Fra i classici gore di Lewis, ristampati in una magnifica ma costosissima edizione blu ray e dvd dalla britannica Arrow Video, non si possono non citare il «teorico» The Wizard of Gore, il feroce The Gruesome Twosome e il biker-movie tutto al femminile She-Devils on Wheels.
Nel 2002 ritorna dietro la macchina da presa per il sequel di Blood Feast. L’erede di Fuad Ramses, il killer adoratore della dea Ishtar, finisce nelle grinfie sanguinarie della divinità e ricomincia a massacrare giovani avvenenti fanciulle nel tentativo di riportarla in vita.
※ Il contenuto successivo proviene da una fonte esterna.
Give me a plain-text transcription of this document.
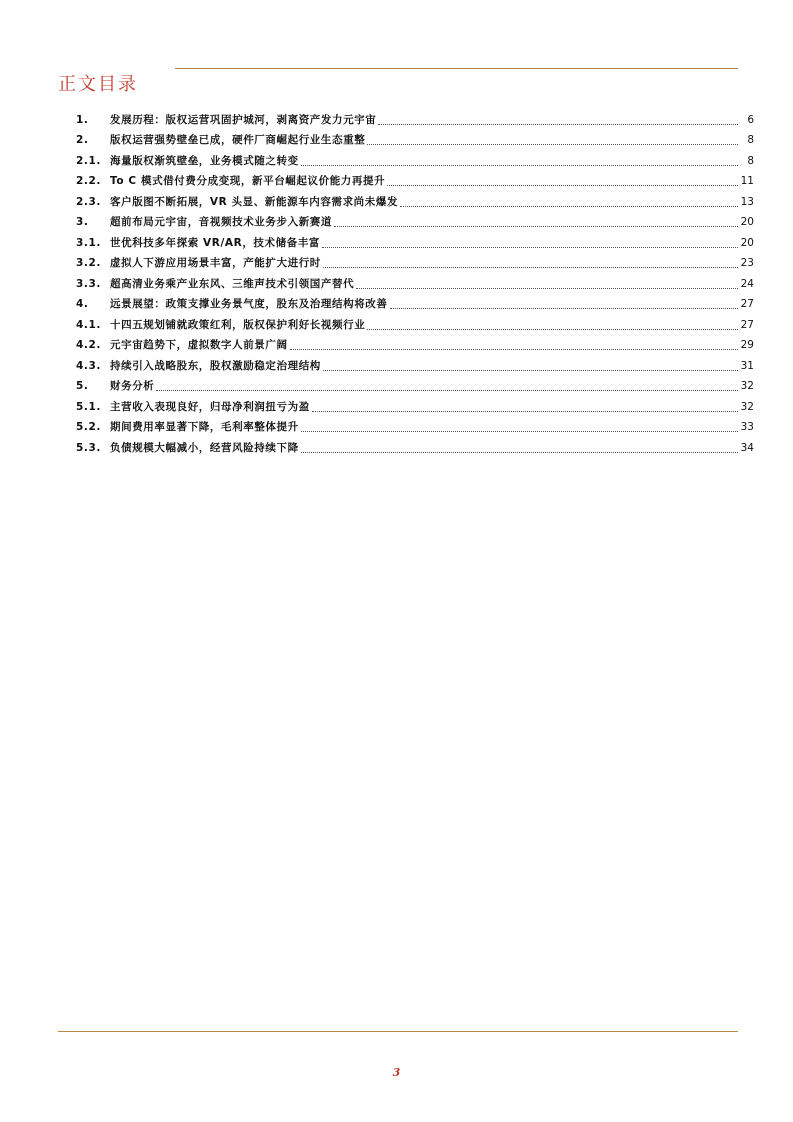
正文目录
1.	发展历程：版权运营巩固护城河，剥离资产发力元宇宙	6
2.	版权运营强势壁垒已成，硬件厂商崛起行业生态重整	8
2.1. 海量版权渐筑壁垒，业务模式随之转变	8
2.2. To C 模式借付费分成变现，新平台崛起议价能力再提升	11
2.3. 客户版图不断拓展，VR 头显、新能源车内容需求尚未爆发	13
3.	超前布局元宇宙，音视频技术业务步入新赛道	20
3.1. 世优科技多年探索 VR/AR，技术储备丰富	20
3.2. 虚拟人下游应用场景丰富，产能扩大进行时	23
3.3. 超高清业务乘产业东风、三维声技术引领国产替代	24
4.	远景展望：政策支撑业务景气度，股东及治理结构将改善	27
4.1. 十四五规划铺就政策红利，版权保护利好长视频行业	27
4.2. 元宇宙趋势下，虚拟数字人前景广阔	29
4.3. 持续引入战略股东，股权激励稳定治理结构	31
5.	财务分析	32
5.1. 主营收入表现良好，归母净利润扭亏为盈	32
5.2. 期间费用率显著下降，毛利率整体提升	33
5.3. 负债规模大幅减小，经营风险持续下降	34
3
Crudele e ridanciano, contrappuntato dalle magnifiche canzoni dei Southern Culture on Skids, il film, pur dignitoso, e nient’affatto banale, assomiglia più a una rimpatriata fra amici che ai classici ruspanti dei Sixties.
«Ha realizzato alcuni dei peggiori film di cattivo gusto di sempre», ha detto di lui Tim Lucas, il responsabile di Video Watchdog. Ed è, ovviamente, un complimento. Con Lewis scompare una certa idea di cinema americano. Il gran sacerdote del gore è stato uno dei massimi esponenti di quel cinema dove l’exploitation lambiva i margini della pop art e della cultura antagonista, prima che il cinema horror fosse isolato dai cultori in un innocuo limbo citazionista. Quello di Herschell G. Lewis è stato e sarà sempre un cinema insurrezionale, spudorato nell’esibire la sua «ricchissima» povertà produttiva alla stregua di un’arma contro tutti i conformismi estetici e politici.